Figner era um homem generoso e solidário. Pela natureza do trabalho nas suas duas gravadoras, se tornara amigo de músicos e cantores de sucesso. Em uma época que antecedeu à criação da Previdência Social, ele ficou consternado com a situação de penúria que alguns desses artistas enfrentaram ao chegar à velhice. Bastante sensibilizado com esse verdadeiro drama social, não titubeou e decidiu doar o terreno, em Jacarepaguá, para a construção da instituição Retiro dos Artistas, que funciona até os dias de hoje.
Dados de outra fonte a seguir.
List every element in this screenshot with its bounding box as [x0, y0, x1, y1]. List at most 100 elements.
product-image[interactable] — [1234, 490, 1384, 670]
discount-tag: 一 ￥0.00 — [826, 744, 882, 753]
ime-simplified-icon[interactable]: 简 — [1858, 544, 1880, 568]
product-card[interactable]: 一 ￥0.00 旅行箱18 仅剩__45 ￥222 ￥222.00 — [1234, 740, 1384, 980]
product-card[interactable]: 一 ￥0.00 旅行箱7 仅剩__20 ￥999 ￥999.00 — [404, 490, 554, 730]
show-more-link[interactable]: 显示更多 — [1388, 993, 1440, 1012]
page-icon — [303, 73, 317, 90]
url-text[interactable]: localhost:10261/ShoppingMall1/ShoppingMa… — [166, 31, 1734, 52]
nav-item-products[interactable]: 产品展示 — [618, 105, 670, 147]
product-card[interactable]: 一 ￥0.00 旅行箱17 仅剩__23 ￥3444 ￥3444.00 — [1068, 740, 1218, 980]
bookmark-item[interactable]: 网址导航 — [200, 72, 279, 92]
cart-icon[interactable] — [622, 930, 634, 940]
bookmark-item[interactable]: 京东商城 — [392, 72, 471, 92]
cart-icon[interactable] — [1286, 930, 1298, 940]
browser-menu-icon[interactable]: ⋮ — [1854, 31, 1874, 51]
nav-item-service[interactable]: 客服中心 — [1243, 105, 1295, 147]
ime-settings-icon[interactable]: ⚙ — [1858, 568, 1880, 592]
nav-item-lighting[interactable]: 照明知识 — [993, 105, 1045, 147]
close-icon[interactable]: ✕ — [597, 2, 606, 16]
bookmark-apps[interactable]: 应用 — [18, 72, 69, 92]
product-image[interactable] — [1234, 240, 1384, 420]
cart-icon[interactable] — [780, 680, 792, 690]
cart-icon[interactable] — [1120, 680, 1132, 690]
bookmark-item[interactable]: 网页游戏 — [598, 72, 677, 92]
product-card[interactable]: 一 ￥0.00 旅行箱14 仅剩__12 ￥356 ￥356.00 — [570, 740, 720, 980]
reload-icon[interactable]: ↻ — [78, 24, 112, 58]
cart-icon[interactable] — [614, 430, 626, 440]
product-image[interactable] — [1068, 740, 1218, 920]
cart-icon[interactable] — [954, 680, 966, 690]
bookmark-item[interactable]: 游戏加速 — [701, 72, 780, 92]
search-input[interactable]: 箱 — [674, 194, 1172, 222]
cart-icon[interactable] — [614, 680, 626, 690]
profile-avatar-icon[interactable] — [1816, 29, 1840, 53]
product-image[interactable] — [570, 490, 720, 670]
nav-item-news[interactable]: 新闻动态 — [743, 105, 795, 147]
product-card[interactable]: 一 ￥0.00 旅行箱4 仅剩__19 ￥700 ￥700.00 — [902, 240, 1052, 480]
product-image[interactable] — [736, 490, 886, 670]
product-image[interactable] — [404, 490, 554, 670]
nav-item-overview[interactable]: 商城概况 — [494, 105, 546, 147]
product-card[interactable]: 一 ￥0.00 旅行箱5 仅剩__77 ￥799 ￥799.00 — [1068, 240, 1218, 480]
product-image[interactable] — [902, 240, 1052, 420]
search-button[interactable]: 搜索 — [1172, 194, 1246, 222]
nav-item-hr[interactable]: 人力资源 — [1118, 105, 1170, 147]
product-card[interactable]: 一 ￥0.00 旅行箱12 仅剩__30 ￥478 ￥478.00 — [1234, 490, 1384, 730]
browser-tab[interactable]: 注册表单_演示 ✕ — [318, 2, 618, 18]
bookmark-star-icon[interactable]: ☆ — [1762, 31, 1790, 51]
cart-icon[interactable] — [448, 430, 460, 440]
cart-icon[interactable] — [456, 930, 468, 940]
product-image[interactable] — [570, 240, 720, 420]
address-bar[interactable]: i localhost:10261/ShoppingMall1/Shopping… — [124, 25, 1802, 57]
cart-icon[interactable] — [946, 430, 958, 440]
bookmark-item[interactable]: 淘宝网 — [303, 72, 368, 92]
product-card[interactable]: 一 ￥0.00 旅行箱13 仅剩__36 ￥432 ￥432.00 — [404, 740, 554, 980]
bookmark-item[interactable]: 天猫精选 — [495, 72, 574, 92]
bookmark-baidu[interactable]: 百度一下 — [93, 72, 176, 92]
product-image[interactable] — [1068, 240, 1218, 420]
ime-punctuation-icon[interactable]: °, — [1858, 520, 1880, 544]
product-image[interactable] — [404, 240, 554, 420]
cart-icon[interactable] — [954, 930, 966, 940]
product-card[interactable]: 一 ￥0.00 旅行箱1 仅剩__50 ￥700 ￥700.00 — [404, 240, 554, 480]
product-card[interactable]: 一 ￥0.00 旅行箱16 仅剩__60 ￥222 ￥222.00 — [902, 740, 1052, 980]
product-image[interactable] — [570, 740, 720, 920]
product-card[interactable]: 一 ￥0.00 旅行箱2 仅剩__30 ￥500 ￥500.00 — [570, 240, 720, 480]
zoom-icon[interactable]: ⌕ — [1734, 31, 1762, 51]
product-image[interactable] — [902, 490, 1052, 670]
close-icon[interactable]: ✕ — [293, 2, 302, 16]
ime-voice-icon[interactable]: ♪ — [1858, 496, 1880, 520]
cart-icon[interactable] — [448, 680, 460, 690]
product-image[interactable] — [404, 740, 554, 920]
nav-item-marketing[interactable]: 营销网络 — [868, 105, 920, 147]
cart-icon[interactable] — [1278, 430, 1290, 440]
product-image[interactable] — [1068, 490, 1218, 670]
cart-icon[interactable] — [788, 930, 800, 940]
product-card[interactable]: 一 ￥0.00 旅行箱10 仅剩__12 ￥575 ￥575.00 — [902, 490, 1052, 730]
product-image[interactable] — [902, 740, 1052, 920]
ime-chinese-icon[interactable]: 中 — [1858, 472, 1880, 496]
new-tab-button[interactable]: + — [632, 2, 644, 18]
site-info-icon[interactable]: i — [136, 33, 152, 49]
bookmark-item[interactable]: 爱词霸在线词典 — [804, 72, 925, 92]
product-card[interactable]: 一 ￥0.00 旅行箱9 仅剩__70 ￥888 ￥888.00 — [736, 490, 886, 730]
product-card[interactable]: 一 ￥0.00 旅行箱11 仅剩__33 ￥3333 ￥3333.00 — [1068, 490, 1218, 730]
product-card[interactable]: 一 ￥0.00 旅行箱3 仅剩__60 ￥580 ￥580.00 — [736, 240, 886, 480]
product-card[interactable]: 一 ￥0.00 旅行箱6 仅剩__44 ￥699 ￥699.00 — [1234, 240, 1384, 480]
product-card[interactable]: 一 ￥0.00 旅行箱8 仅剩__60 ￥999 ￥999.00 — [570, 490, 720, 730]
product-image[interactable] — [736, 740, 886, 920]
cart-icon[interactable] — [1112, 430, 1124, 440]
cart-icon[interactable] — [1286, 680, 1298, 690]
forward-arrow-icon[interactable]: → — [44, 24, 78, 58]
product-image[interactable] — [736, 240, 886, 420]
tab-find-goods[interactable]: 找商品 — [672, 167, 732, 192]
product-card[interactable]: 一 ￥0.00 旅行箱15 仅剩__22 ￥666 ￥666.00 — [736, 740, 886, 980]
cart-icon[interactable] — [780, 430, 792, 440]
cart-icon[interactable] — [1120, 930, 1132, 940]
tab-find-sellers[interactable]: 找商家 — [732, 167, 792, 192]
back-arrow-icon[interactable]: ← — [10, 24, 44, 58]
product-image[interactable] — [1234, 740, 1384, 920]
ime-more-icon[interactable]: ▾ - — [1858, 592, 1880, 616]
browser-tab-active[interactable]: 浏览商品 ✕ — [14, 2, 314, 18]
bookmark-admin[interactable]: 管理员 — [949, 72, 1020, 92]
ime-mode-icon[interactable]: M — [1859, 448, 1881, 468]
Em 19 de janeiro de 1947, Fred Figner faleceu no Rio de Janeiro, aos 81 anos de idade. Ao se abrir o testamento, nele foi constatado que havia destinado uma parte substancial dos seus bens às obras sociais de Chico Xavier. O jornal carioca A Noite Ilustrada publicou um editorial em que o judeu Frederico Figner foi honrado post-mortem com o título de “o mais brasileiro de todos os estrangeiros”. Sem dúvida, uma homenagem merecida para quem tanto fez pelo aprimoramento da música brasileira e mundial.

Bibliografia

Albin, R. Cravo, Dicionário Houaiss Ilustrado da Música Popular Brasileira. Criação e supervisão geral Ricardo Cravo Albin. Edição Instituto Antônio Houaiss, Instituto Cultural Cravo Albin e Editora Paracatu, Rio de Janeiro 2006.

Andrade, Mário de, Pequena História da Música. São Paulo 1942. Reimpressão: Editora Itatiaia 1987.

Behague, Gerard. The Beginnings of Musical Nationalism in Brazil. Monographs in Musicology, Detroit: Information Coordinators, 1971, n.1, p. 4-43.

Gottschalk, L. M., Complete Published Songs of Louis Moreau Gottschalk. Edited by Richard Jackson. Newton Centre. Massachussets 1993.

Porto-Alegre, Ignácio. Alexandre Levy: compositor e pianista brasileiro. Reimp. São Paulo: Casa Levy, s.d. [Polyanthéa publicada pela Gazeta Musical do Rio de Janeiro em 17 fev. 1892]

Tuma, Said. O nacional e o popular na música de Alexandre Levy: bases de um projeto de modernidade. São Paulo, 2008. 202 folhas. Mestrado em Musicologia.  Escola de Comunicações e Artes, Universidade de São Paulo.